Üye İbrahim Topuz, karara muhalif kaldı
Karara muhalif kalan üye İbrahim Topuz, Meclis tarafından uygun bulma yasası ile onaylanan uluslararası anlaşmaların yasa hükmünde olduğunu, feshedilmesine ilişkin işlemlerin de Cumhurbaşkanının yürütme yetkisinde bulunmadığını, bu nedenle Cumhurbaşkanlığı Kararnamesi ile düzenlenmesinin mümkün olmadığını vurguladı. İstanbul Sözleşmesi’nin feshedilmesine dayanak gösterilen Cumhurbaşkanlığı Kararnamesi’nin ilgili hükmünün de anayasaya aykırı olduğunu belirten ve söz konusu hükmün iptali istemiyle AYM’ye başvurulması gerektiğini kaydeden Topuz, İstanbul Sözleşmesi’ni onaylayan yasanın halen yürürlükte olduğuna işaret ederek, “TBMM’nin uygun bulma kanunu uyarınca onaylanarak yürürlüğe giren bir milletlerarası anlaşmanın feshi ancak TBMM’nin uygun bulma kanununu yürürlükten kaldırması veya sona erdirmeyi uygun bulduğuna ilişkin yeni bir kanun çıkarması sonrasında alınacak bir Cumhurbaşkanı Kararı ile mümkün olabilecektir” dedi.

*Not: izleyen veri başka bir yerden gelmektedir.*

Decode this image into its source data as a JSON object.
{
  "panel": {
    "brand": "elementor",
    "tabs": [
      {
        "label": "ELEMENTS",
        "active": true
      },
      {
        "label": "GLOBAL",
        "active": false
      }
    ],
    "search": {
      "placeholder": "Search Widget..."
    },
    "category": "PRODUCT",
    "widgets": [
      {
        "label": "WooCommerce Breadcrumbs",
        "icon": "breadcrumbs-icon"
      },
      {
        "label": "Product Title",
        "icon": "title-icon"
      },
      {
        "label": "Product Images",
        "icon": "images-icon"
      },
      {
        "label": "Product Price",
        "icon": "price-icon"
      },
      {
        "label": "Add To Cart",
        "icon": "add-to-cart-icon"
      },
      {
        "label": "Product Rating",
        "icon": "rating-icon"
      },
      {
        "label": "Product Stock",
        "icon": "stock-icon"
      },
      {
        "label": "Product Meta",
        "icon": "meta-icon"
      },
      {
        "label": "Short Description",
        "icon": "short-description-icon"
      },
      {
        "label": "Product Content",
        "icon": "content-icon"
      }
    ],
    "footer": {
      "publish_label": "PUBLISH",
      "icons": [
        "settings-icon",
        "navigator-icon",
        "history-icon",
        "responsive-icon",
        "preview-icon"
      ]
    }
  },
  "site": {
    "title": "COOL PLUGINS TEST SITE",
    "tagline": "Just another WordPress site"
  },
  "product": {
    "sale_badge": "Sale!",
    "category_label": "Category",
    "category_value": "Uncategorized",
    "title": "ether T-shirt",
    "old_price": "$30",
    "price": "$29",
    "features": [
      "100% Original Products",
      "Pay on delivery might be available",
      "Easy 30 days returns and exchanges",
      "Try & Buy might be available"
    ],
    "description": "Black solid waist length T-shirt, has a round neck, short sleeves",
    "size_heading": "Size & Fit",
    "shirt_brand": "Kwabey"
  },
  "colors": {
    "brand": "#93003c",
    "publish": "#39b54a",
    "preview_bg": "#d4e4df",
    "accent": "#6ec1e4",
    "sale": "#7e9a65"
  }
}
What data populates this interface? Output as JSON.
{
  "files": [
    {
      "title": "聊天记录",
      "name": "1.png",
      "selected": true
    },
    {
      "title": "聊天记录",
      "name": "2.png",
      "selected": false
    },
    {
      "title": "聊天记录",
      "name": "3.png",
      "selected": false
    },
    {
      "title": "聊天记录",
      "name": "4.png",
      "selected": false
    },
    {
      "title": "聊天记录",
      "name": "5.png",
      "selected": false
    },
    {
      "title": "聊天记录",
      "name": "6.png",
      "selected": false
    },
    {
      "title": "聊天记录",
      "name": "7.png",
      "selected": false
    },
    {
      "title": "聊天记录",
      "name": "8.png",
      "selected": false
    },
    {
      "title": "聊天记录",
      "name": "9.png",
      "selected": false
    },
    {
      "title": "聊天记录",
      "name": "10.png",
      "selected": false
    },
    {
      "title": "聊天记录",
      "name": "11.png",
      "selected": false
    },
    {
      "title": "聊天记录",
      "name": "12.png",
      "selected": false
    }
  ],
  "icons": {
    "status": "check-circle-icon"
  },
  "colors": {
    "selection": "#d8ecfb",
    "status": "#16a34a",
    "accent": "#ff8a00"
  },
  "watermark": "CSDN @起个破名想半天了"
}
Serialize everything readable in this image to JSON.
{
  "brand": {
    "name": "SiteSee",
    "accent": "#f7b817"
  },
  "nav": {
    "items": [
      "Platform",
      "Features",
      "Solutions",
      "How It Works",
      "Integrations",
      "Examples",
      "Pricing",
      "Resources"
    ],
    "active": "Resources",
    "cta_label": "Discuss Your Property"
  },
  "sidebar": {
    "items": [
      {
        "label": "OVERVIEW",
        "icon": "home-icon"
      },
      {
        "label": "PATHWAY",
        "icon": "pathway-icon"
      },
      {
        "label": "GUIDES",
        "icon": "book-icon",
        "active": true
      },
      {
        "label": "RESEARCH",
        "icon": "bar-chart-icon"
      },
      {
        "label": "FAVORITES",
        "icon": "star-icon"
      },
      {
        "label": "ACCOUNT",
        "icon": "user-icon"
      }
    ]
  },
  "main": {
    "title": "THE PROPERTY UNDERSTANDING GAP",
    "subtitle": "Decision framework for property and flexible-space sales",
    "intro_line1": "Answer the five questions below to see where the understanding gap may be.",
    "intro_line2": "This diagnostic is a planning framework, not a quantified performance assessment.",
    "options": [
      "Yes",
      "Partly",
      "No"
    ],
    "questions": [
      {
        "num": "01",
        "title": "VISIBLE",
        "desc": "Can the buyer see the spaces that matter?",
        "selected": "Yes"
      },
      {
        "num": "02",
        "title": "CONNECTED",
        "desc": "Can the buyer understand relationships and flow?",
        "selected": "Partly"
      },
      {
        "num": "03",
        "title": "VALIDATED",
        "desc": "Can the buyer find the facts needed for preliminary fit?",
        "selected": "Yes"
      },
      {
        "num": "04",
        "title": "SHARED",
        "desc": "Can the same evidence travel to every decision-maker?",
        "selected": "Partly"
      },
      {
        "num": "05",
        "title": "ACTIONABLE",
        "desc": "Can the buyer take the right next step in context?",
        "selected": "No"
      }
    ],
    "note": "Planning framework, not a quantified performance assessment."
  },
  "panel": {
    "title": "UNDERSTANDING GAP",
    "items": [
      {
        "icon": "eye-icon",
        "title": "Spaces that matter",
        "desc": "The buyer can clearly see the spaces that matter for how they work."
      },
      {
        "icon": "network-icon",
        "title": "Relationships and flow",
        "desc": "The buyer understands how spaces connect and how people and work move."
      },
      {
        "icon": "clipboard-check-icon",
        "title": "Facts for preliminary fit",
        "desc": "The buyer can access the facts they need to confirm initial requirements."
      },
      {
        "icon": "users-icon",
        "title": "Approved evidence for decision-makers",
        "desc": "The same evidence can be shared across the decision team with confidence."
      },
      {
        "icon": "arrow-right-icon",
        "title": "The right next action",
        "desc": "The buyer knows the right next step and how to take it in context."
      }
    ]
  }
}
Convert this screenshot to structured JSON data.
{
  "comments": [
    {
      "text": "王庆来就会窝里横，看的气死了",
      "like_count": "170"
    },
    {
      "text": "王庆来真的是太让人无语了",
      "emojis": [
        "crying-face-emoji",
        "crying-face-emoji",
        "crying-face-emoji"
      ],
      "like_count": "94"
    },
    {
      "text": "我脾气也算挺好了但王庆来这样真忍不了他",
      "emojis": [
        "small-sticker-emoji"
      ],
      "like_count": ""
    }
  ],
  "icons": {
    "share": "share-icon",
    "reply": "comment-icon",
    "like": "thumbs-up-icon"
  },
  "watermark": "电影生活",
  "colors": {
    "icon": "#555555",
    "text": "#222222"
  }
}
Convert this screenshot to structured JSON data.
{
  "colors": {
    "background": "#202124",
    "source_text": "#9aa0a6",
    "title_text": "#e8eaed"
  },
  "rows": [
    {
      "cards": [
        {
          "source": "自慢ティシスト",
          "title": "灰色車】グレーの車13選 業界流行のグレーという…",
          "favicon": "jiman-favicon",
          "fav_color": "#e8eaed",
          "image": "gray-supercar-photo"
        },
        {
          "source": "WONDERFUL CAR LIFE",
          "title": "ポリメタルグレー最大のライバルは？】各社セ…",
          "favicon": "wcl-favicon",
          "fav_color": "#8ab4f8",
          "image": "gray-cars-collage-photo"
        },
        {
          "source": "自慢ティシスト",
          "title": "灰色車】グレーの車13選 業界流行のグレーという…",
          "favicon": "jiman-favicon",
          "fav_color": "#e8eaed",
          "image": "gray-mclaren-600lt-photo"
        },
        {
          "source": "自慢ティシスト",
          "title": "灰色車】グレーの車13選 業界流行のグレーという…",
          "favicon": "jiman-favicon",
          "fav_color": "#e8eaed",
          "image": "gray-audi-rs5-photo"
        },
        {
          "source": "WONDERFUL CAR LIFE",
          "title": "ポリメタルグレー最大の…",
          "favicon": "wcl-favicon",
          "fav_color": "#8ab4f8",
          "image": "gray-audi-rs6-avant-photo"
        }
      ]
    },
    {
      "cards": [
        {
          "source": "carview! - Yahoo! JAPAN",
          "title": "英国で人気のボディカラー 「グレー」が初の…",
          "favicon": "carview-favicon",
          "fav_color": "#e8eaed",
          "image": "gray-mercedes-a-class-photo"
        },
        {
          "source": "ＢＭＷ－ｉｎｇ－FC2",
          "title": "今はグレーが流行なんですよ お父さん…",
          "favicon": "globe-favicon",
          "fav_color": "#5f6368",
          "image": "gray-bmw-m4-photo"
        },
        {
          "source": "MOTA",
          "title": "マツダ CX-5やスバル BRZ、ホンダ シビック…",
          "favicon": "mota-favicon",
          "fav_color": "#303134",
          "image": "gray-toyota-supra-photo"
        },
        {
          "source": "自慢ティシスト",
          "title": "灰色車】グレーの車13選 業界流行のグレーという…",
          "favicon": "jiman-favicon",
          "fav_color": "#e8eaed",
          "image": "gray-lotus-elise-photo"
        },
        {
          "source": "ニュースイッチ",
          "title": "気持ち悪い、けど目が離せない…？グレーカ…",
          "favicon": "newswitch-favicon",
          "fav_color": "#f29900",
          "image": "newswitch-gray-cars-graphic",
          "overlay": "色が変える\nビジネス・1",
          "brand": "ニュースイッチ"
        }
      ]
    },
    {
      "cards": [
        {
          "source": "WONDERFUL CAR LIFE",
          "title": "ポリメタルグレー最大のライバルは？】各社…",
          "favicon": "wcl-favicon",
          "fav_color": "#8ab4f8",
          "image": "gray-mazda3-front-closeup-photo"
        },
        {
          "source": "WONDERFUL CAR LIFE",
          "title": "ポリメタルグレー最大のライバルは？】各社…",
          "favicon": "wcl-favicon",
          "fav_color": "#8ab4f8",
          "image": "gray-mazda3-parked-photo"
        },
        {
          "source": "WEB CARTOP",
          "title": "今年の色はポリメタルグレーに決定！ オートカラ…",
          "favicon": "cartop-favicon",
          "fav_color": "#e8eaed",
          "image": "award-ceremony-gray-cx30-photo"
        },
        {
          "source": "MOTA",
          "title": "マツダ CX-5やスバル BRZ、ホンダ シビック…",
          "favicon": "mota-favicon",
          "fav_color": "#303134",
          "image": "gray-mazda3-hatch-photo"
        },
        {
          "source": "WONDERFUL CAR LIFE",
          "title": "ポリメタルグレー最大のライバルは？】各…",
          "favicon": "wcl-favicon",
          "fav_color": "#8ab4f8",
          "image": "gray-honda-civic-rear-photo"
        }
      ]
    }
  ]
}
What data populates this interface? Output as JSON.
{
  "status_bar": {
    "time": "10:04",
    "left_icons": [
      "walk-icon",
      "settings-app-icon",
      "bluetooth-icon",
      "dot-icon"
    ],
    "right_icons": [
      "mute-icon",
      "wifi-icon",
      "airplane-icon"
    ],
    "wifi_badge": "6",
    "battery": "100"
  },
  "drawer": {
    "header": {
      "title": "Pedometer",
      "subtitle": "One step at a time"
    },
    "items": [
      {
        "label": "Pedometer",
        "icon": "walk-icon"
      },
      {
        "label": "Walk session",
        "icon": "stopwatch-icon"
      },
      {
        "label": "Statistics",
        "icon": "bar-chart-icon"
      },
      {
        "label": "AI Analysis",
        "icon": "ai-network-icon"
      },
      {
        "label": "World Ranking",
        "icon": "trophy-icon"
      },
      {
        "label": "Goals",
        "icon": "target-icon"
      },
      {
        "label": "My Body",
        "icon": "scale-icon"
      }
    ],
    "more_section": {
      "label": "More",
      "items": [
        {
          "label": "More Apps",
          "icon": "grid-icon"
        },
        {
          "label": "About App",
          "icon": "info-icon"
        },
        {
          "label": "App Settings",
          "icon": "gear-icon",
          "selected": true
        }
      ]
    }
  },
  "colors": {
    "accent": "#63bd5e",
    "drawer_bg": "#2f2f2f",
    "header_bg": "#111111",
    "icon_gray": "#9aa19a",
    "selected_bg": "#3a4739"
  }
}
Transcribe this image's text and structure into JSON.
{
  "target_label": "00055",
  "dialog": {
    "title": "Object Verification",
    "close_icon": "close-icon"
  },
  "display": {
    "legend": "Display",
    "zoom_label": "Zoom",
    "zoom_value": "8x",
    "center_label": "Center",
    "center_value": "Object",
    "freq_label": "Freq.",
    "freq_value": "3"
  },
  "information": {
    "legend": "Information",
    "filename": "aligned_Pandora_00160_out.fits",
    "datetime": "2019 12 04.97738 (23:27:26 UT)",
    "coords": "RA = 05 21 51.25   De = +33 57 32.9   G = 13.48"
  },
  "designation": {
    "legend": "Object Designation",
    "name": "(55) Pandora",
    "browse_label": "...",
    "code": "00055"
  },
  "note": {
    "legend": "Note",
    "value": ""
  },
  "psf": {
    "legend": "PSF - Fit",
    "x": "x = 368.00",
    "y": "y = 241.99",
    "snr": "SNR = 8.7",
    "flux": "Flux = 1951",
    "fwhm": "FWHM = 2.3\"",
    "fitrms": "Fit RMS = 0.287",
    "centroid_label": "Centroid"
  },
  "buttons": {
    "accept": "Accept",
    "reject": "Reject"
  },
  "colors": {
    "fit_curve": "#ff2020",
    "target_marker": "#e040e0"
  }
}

Karşı oy kullanan Ahmet Saraç: Mümkün değil
Karşı oy kullanan diğer üye Ahmet Saraç ise uluslararası sözleşmelerin feshedilmesi veya çıkılması usulüne ilişkin anayasada ve İstanbul Sözleşmesi’nin feshedilmesine dayanak gösterilen Cumhurbaşkanlığı Kararnamesi’nde herhangi bir hükmün yer almadığını vurguladı. Bu nedenle devreye “yetkide ve usulde paralellik ilkesi”nin girdiğini kaydeden Saraç, “İlke gereğince bir işlem hangi usule uyularak tesis edilmişse aynı usule uyularak geri alınması, kaldırılması veya feshedilmesi gerekmektedir. TBMM’nin uygun bulma kanunu uyarınca onaylayarak yürürlüğe giren uluslararası sözleşmelerin sadece yürütme organı işlemiyle feshedilmesi mümkün değildir. ‘İdari işlemin uygulanması halinde telafisi güç veya imkansız zararların doğması ve idari işlemin açıkça hukuka aykırı olması şartlarının birlikte gerçekleşmesi’ durumu ortaya çıkmıştır” ifadelerini kullandı.